In this version of the story, the girl is Carrie (Stefanie Scott), who appears in a struggling Oregon mining town called West Pine. She’s just escaped from the Disciples of Dawn, a rural cult who claim to be the last line of defense between humankind and the demons that lie on the other side of an ancient door deep in the forest. Though she’s being chased by one of her own (Will Yun Lee), Carrie finds new friends in Nolan (Misha Osherovich) and Tasha (Sofia Bryant), local teens who dream of leaving West Pine for good.
The Girl in the Woods
Airdate: Thursday, Oct. 21
Cast: Stefanie Scott, Sofia Bryant, Misha Osherovich, Will Yun Lee, Kylie Liya Page, Leonard Roberts, Reed Diamond
Executive producers: Jack Davis, Darren Brandl
The alliance comes not a moment too soon: Right around the time of Carrie’s arrival, Nolan’s young cousin (Lily Jane) becomes the first of several townspeople to go missing in what Carrie is sure is a monster attack.

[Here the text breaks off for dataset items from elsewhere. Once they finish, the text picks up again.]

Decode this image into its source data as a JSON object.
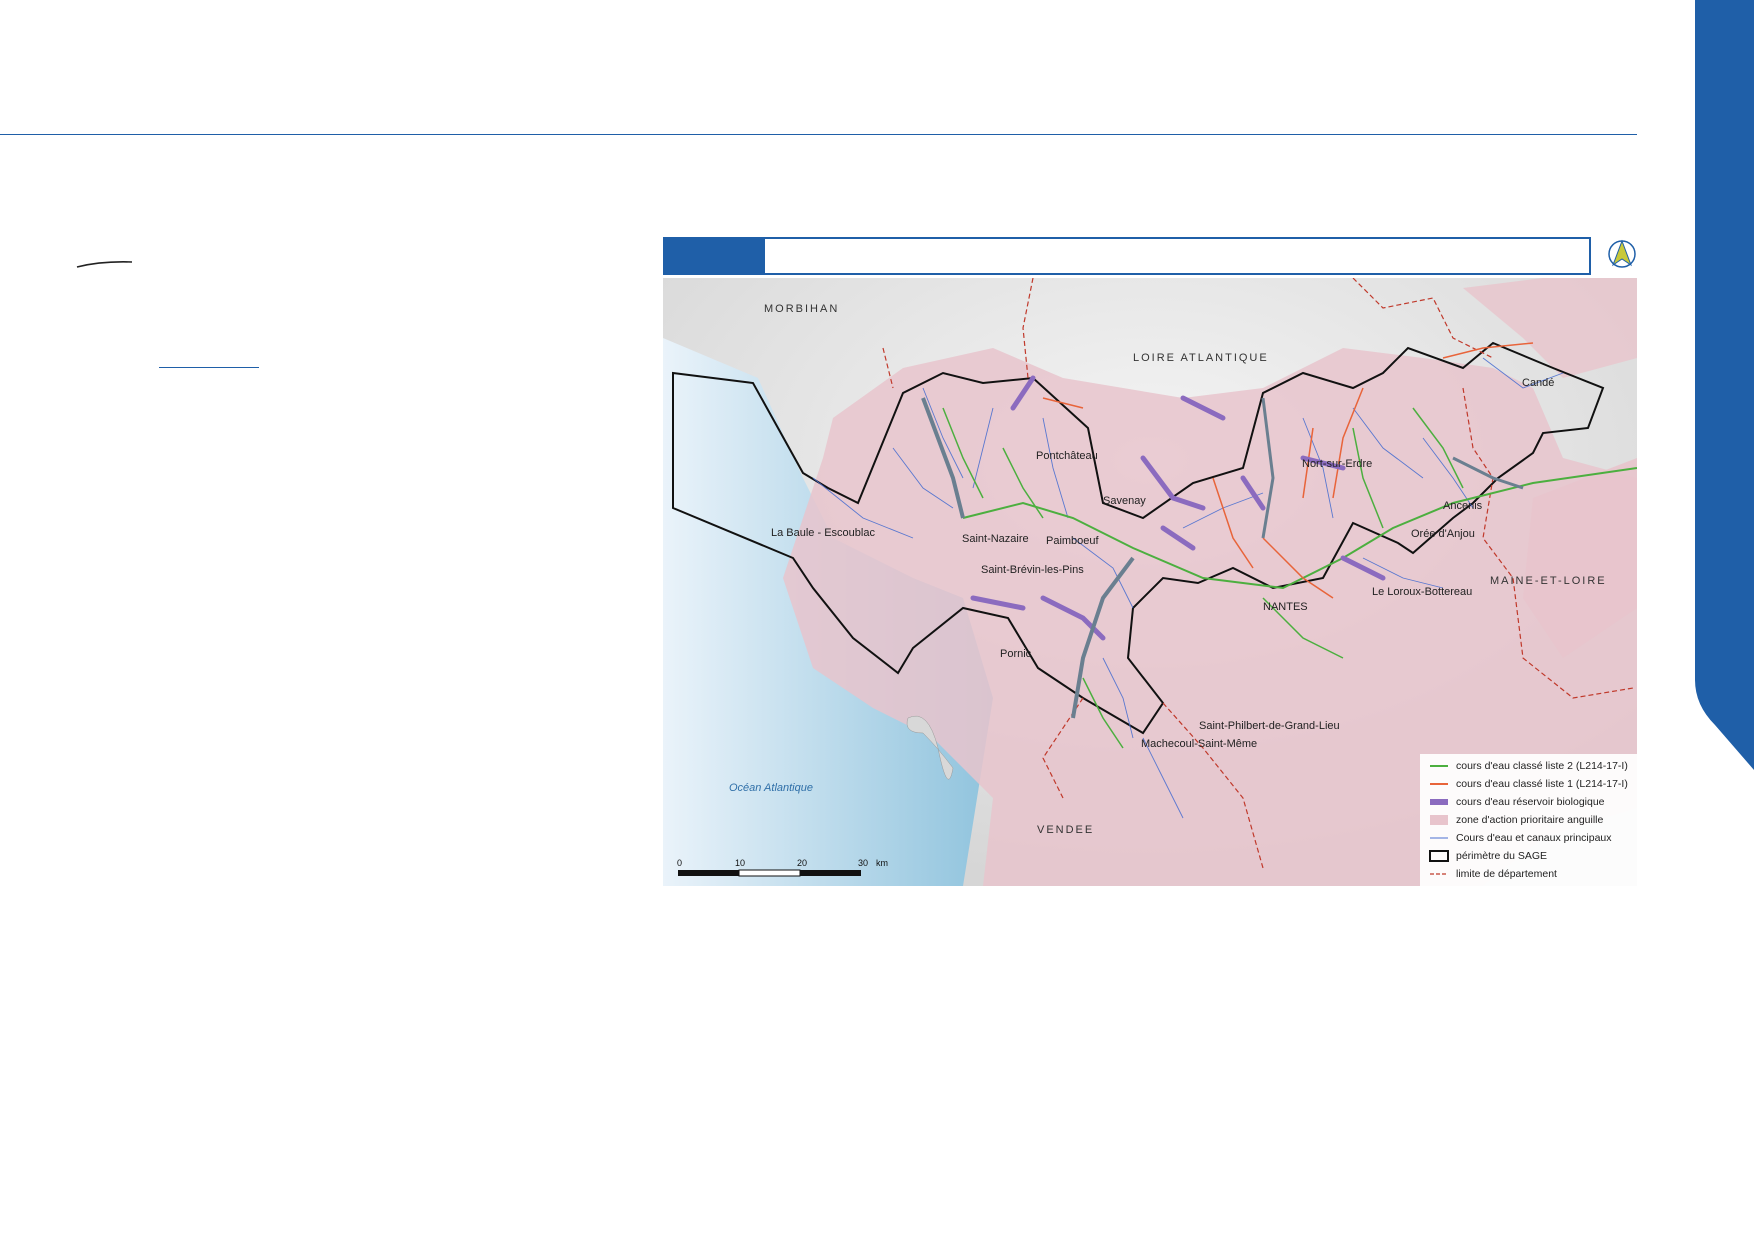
{
  "colors": {
    "accent": "#1f5fa8",
    "eel_zone": "#e8c4cc",
    "list2": "#4caf3f",
    "list1": "#e8643a",
    "reservoir": "#8b6bbf",
    "streams": "#4a6fd0",
    "dept_limit": "#c0392b"
  },
  "map": {
    "departments": [
      "MORBIHAN",
      "LOIRE ATLANTIQUE",
      "MAINE-ET-LOIRE",
      "VENDEE"
    ],
    "sea_label": "Océan Atlantique",
    "towns": [
      "Candé",
      "Nort-sur-Erdre",
      "Ancenis",
      "Orée d'Anjou",
      "Pontchâteau",
      "Savenay",
      "La Baule - Escoublac",
      "Saint-Nazaire",
      "Paimboeuf",
      "Saint-Brévin-les-Pins",
      "NANTES",
      "Le Loroux-Bottereau",
      "Pornic",
      "Saint-Philbert-de-Grand-Lieu",
      "Machecoul-Saint-Même"
    ]
  },
  "legend": [
    {
      "label": "cours d'eau classé liste 2 (L214-17-I)",
      "icon": "green-line"
    },
    {
      "label": "cours d'eau classé liste 1 (L214-17-I)",
      "icon": "orange-line"
    },
    {
      "label": "cours d'eau réservoir biologique",
      "icon": "purple-band"
    },
    {
      "label": "zone d'action prioritaire anguille",
      "icon": "pink-fill"
    },
    {
      "label": "Cours d'eau et canaux principaux",
      "icon": "blue-line"
    },
    {
      "label": "périmètre du SAGE",
      "icon": "black-box"
    },
    {
      "label": "limite de département",
      "icon": "red-dash"
    }
  ],
  "scale": {
    "ticks": [
      "0",
      "10",
      "20",
      "30"
    ],
    "unit": "km"
  }
}
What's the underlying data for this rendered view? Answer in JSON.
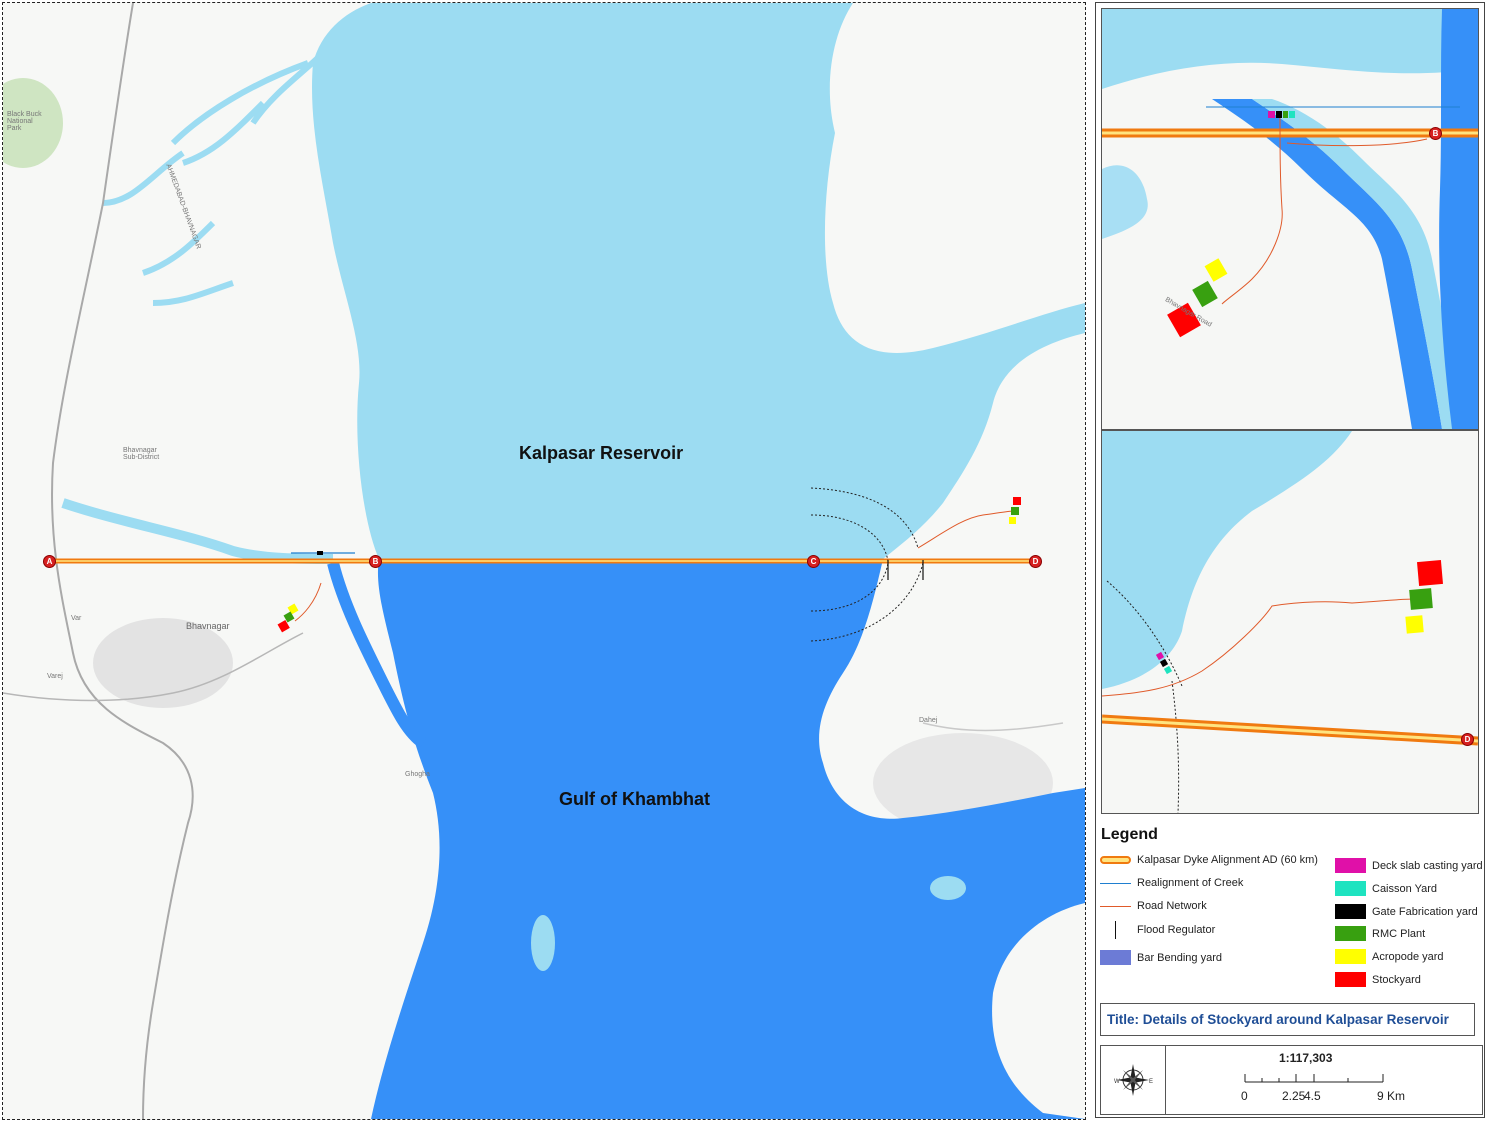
{
  "map": {
    "reservoir_label": "Kalpasar Reservoir",
    "gulf_label": "Gulf of Khambhat",
    "markers": [
      "A",
      "B",
      "C",
      "D"
    ],
    "place_labels": {
      "bhavnagar": "Bhavnagar",
      "bhavnagar_subdistrict": "Bhavnagar Sub-District",
      "blackbuck": "Black Buck National Park",
      "dahej": "Dahej",
      "ghogha": "Ghogha",
      "var": "Var",
      "varej": "Varej",
      "ahmedabad_bhavnagar": "AHMEDABAD-BHAVNAGAR"
    }
  },
  "inset_top": {
    "marker": "B",
    "place": "Bhavnagar Road"
  },
  "inset_bottom": {
    "marker": "D"
  },
  "legend": {
    "title": "Legend",
    "left_items": [
      {
        "name": "dyke-alignment",
        "label": "Kalpasar Dyke Alignment AD (60 km)"
      },
      {
        "name": "realignment-creek",
        "label": "Realignment of Creek"
      },
      {
        "name": "road-network",
        "label": "Road Network"
      },
      {
        "name": "flood-regulator",
        "label": "Flood Regulator"
      },
      {
        "name": "bar-bending",
        "label": "Bar Bending yard"
      }
    ],
    "right_items": [
      {
        "name": "deck-slab",
        "label": "Deck slab casting yard",
        "color": "#e010a8"
      },
      {
        "name": "caisson",
        "label": "Caisson Yard",
        "color": "#1ee3c0"
      },
      {
        "name": "gate-fabrication",
        "label": "Gate Fabrication yard",
        "color": "#000000"
      },
      {
        "name": "rmc-plant",
        "label": "RMC Plant",
        "color": "#38a010"
      },
      {
        "name": "acropode",
        "label": "Acropode yard",
        "color": "#ffff00"
      },
      {
        "name": "stockyard",
        "label": "Stockyard",
        "color": "#ff0000"
      }
    ],
    "colors": {
      "dyke_outer": "#f07a10",
      "dyke_inner": "#ffe480",
      "creek": "#1f7fd0",
      "road": "#e05a2a",
      "bar_bending": "#6c7bd6"
    }
  },
  "title": "Title: Details of Stockyard around Kalpasar Reservoir",
  "scale": {
    "ratio": "1:117,303",
    "ticks": [
      "0",
      "2.25",
      "4.5",
      "9 Km"
    ]
  },
  "colors": {
    "reservoir": "#9cdcf2",
    "gulf": "#3690f8",
    "land": "#f7f8f6"
  }
}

The good-ish news about The Girl in the Woods is that there’s not much here to hate. The leads seem like sweet and caring kids — you know, exactly the sort to help a disheveled cult escapee in distress. The season is short, consisting of just eight episodes of around 30 minutes each, which keeps the plot moving at a reasonable clip. The second half contains a handful of genuinely creepy moments, like one involving a mirror and a monster that can only move when its victim can’t see it. And it is refreshing to see a series center itself around young queer leads as matter-of-factly as this one does. While Carrie’s heartbreak over a female ex or Nolan’s anxiety about their gender are treated with compassion and given plenty of room to breathe, they’re also just one aspect of the characters’ individual journeys.
But from start to finish, The Girl in the Woods feels like the fat-free version of all the other shows and movies it brings to mind. (Besides the ones named above, the show also gives off strong “post-Hunger Games adaptation of second-tier dystopian YA book series” vibes, particularly when it comes to the beige-clad Disciples of Dawn and their violent adolescent rites of passage.)
It’s easy to tell what the richer, more complex version of this idea is supposed to look like, and although The Girl in the Woods sometimes gets close enough to satisfy that craving for a few minutes here and there, it’s also easy to tell that this isn’t the real thing. The Girl in the Woods feels dulled in everything from its murky lighting and grayish color palette to its artless dialogue and clunky plot, the latter of which is so predictable that I didn’t even realize some of the big reveals were big reveals until after the fact.
Even Carrie herself feels bland, to the point where it’s not clear if a late-season personality change from shrinking violet to quippy action hero reflects growth on her part or inconsistency from the writers or both. Though Scott seems to throw herself into Carrie’s bouts of angst or badassery with equal enthusiasm, she can only do so much to make such an uneven character feel cohesive.
Osherovich and Bryant fare a bit better with characters who are allowed more levity and skepticism, as well as a fair bit of romantic chemistry. But none of the rest of the cast (which includes Reed Diamond and Leonard Roberts) gets enough to do to make an impression.
There’s simply nothing about The Girl in the Woods that feels entirely unique to The Girl in the Woods — nothing impressive or inventive or even infuriating enough to warrant another trip down a narrative path that’s too well trod already. The series aims to do as its first monster does, luring viewers with promises of excitement and then delivering just enough of the fantasy to keep us in a dazed stupor. But its magic proves too weak to maintain even the illusion of satisfaction. It’s a show that’s easier to forget than it is to remember.